(Yicai Global) Feb. 1 -- Chuying Agro-Pastoral Group has doubled its loss forecast for 2018 after a lack of cash left the livestock and poultry breeder unable to feed its pigs.
The Henan province-based firm forecasts a deficit of between CNY2.9 billion (USD430 million) and CNY3.3 billion for last year, it said in a statement on Jan. 30. It pocketed just CNY45 million (USD6.7 million) in 2017, down almost 95 percent from the year prior.

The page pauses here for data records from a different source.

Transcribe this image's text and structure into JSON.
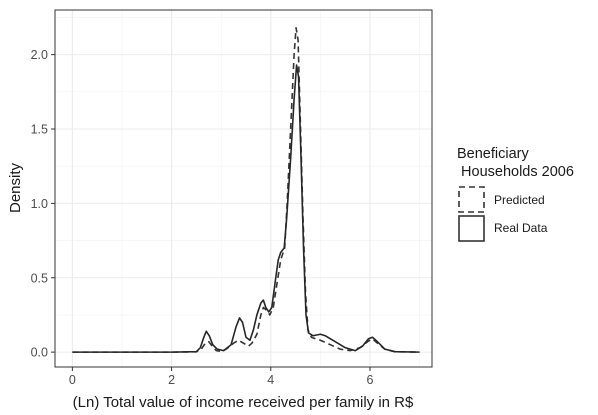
{
  "chart_data": {
    "type": "line",
    "title": "",
    "xlabel": "(Ln) Total value of income received per family in R$",
    "ylabel": "Density",
    "xlim": [
      -0.35,
      7.25
    ],
    "ylim": [
      -0.1,
      2.3
    ],
    "x_ticks": [
      0,
      2,
      4,
      6
    ],
    "x_tick_labels": [
      "0",
      "2",
      "4",
      "6"
    ],
    "y_ticks": [
      0,
      0.5,
      1,
      1.5,
      2
    ],
    "y_tick_labels": [
      "0.0",
      "0.5",
      "1.0",
      "1.5",
      "2.0"
    ],
    "grid": true,
    "legend": {
      "title_lines": [
        "Beneficiary",
        " Households 2006"
      ],
      "position": "right"
    },
    "series": [
      {
        "name": "Predicted",
        "line_style": "dashed",
        "color": "#333333",
        "points": [
          [
            0,
            0
          ],
          [
            1,
            0
          ],
          [
            2,
            0
          ],
          [
            2.5,
            0.002
          ],
          [
            2.6,
            0.02
          ],
          [
            2.68,
            0.06
          ],
          [
            2.75,
            0.07
          ],
          [
            2.82,
            0.04
          ],
          [
            2.9,
            0.01
          ],
          [
            3.0,
            0.005
          ],
          [
            3.1,
            0.02
          ],
          [
            3.25,
            0.06
          ],
          [
            3.35,
            0.08
          ],
          [
            3.45,
            0.06
          ],
          [
            3.55,
            0.04
          ],
          [
            3.62,
            0.06
          ],
          [
            3.72,
            0.12
          ],
          [
            3.8,
            0.25
          ],
          [
            3.85,
            0.3
          ],
          [
            3.92,
            0.28
          ],
          [
            3.98,
            0.25
          ],
          [
            4.05,
            0.3
          ],
          [
            4.12,
            0.45
          ],
          [
            4.2,
            0.62
          ],
          [
            4.28,
            0.7
          ],
          [
            4.33,
            1.0
          ],
          [
            4.4,
            1.5
          ],
          [
            4.47,
            2.0
          ],
          [
            4.51,
            2.18
          ],
          [
            4.55,
            2.1
          ],
          [
            4.6,
            1.5
          ],
          [
            4.65,
            0.9
          ],
          [
            4.7,
            0.4
          ],
          [
            4.75,
            0.15
          ],
          [
            4.82,
            0.1
          ],
          [
            4.9,
            0.09
          ],
          [
            5.0,
            0.08
          ],
          [
            5.2,
            0.05
          ],
          [
            5.4,
            0.02
          ],
          [
            5.6,
            0.01
          ],
          [
            5.8,
            0.03
          ],
          [
            5.95,
            0.07
          ],
          [
            6.05,
            0.09
          ],
          [
            6.15,
            0.06
          ],
          [
            6.3,
            0.02
          ],
          [
            6.5,
            0.003
          ],
          [
            7.0,
            0
          ]
        ]
      },
      {
        "name": "Real Data",
        "line_style": "solid",
        "color": "#262626",
        "points": [
          [
            0,
            0
          ],
          [
            1,
            0
          ],
          [
            2,
            0
          ],
          [
            2.5,
            0.003
          ],
          [
            2.58,
            0.03
          ],
          [
            2.65,
            0.1
          ],
          [
            2.7,
            0.14
          ],
          [
            2.76,
            0.11
          ],
          [
            2.83,
            0.05
          ],
          [
            2.92,
            0.02
          ],
          [
            3.05,
            0.01
          ],
          [
            3.2,
            0.05
          ],
          [
            3.3,
            0.17
          ],
          [
            3.37,
            0.23
          ],
          [
            3.43,
            0.2
          ],
          [
            3.5,
            0.1
          ],
          [
            3.58,
            0.08
          ],
          [
            3.65,
            0.15
          ],
          [
            3.72,
            0.25
          ],
          [
            3.8,
            0.33
          ],
          [
            3.85,
            0.35
          ],
          [
            3.9,
            0.3
          ],
          [
            3.96,
            0.27
          ],
          [
            4.02,
            0.3
          ],
          [
            4.08,
            0.45
          ],
          [
            4.15,
            0.62
          ],
          [
            4.2,
            0.67
          ],
          [
            4.27,
            0.7
          ],
          [
            4.32,
            0.9
          ],
          [
            4.4,
            1.3
          ],
          [
            4.47,
            1.7
          ],
          [
            4.52,
            1.93
          ],
          [
            4.56,
            1.85
          ],
          [
            4.61,
            1.3
          ],
          [
            4.66,
            0.7
          ],
          [
            4.71,
            0.25
          ],
          [
            4.76,
            0.13
          ],
          [
            4.85,
            0.11
          ],
          [
            5.0,
            0.12
          ],
          [
            5.1,
            0.11
          ],
          [
            5.3,
            0.07
          ],
          [
            5.5,
            0.03
          ],
          [
            5.7,
            0.01
          ],
          [
            5.85,
            0.04
          ],
          [
            5.97,
            0.09
          ],
          [
            6.05,
            0.1
          ],
          [
            6.15,
            0.07
          ],
          [
            6.3,
            0.02
          ],
          [
            6.5,
            0.003
          ],
          [
            7.0,
            0
          ]
        ]
      }
    ]
  }
}
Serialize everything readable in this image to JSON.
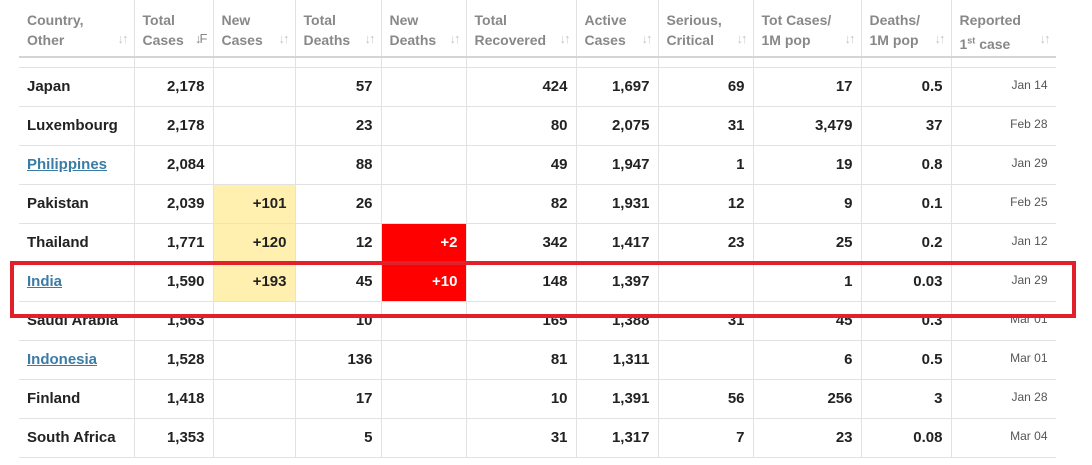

It blamed the loss on a higher-than-expect death rate among its swine, a result of feed supply delays stemming from illiquidity. The firm still forecasts a profit for the fourth quarter, but lopped off CNY391 million (USD58.1 million) from its predicted gains after a pandemic outbreak of African swine fever hindered pork prices.
This is the second time in just a few months that Chuying's pigs have come into the public eye. The firm, which charges CNY2,599 (USD374) a kilogram for its Chinese Tibetan ham, pledged in November to pay interest to holders of CNY271 million worth of bonds with some of its luxury meat as it did not have enough cash to cover the payments.
Another factor leading to the loss was goodwill impairment, the firm said. It had to cough up CNY900 million more than forecast to bail out struggling affiliated unit Shantou Dongjiang Animal Husbandry. It also predicted its inventory was worth CNY384 million less due to ASF and its investment assets had depreciated by CNY346 million.